- Directed by: Marc Fusco
- Written by: Marc Fusco; Chris Neighbors; Steven Mark;
- Produced by: Jeff Deverett; Steven Mark; Jane Hare; Rebecca Reyes;
- Starring: Hal Linden; Ryan Ochoa; Mateo Arias; Michael B. Silver; Ken Davitian; Liza Lapira; Catherine Siggins;
- Cinematography: Stephen Sheridan
- Edited by: Marc Fusco
- Music by: Joey Newman
- Distributed by: in8 Releasing
- Release date: September 28, 2018;
- Running time: 92 minutes
- Country: United States
- Language: English

= The Samuel Project =

2018 American film by Marc Fusco

The Samuel Project is a 2018 family comedy drama film directed by Marc Fusco and written by Fusco, Chris Neighbors and Steven Mark. The film stars Hal Linden, Ryan Ochoa and was shot in San Diego, California.

==Plot==
A high school teen reconnects with his Jewish grandfather and creates art based on his experience in The Holocaust.

==Cast==
- Hal Linden
- Ryan Ochoa as Eli Bergman
- Mateo Arias
- Michael B. Silver
- Ken Davitian
- Liza Lapira
- Catherine Siggins

==Production==
=== Development ===
In an interview with AARP, Linden talks about distancing the film from Schindler's List.

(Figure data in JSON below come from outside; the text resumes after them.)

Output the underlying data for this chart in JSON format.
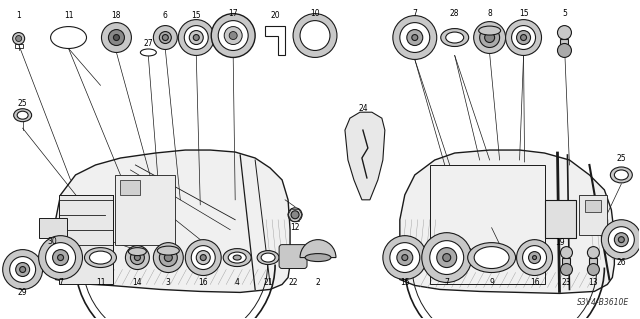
{
  "bg_color": "#f5f5f5",
  "line_color": "#2a2a2a",
  "diagram_code": "S3V4-B3610E",
  "fig_width": 6.4,
  "fig_height": 3.19,
  "dpi": 100
}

He states “so the movie became less of a Holocaust picture and more about a boy pursuing his dream of being an artist. [...] The Samuel Project is about three generations that don’t communicate much — it isn’t until art tells the story that you get communication.”

=== Casting ===
Fusco cast Linden, Lapira and Bowgen during the time they were performing in Steve Martin's Picasso at the Lapin Agile at San Diego's Old Globe Theater.

=== Filming ===
Principal photography took place in March and April 2017 in San Diego. "Action traveled to the streets of Hillcrest, a pawn shop on University Avenue, the Chuck Jones Gallery in the Gaslamp, Balboa Park, a La Jolla estate masquerading as a Newport Beach mansion, a farm in Ramona, Shelter Island Cleaners, and more."

==Themes==
Dave McNary of Variety said "Through art, the film explores how Jewish immigrants struggled to find new homes in the U.S. following World War II and explores themes of the universal struggle for acceptance and opportunity with direct relevance to today’s headlines."

==Release==
The Samuel Project had a limited release on September 28, 2018, and expanded to nationwide on October 5, 2018. The film opened to 25 markets and was distributed by in8 Releasing and selected by AMC Independent. Fusco said "Audiences are hungry for independent, character-driven films like ours which are a refreshing alternative to the big blockbuster franchises."

==Reception==
=== Critical response ===
Kimber Myers of the Los Angeles Times said "Despite its flaws, The Samuel Project is likely to make an impact on open-hearted audiences, with extra credit due Linden for an authentic performance in line with the actor's body of work." Tim Appelo of AARP scored it 3 out of 5 and said "It could use more of grandpa's drama and less teen dramedy, but it's heartwarming." John Delia of Aced Magazine called it "a very good inspirational film" scoring it 4 out of 5 stars.

=== Accolades ===
The family-friendly film won three San Diego Film Awards, Best Narrative Feature, Best Actor for Hal Linden and Best Director for Marc Fusco. Ryan Ochoa was also nominated for Best Actor.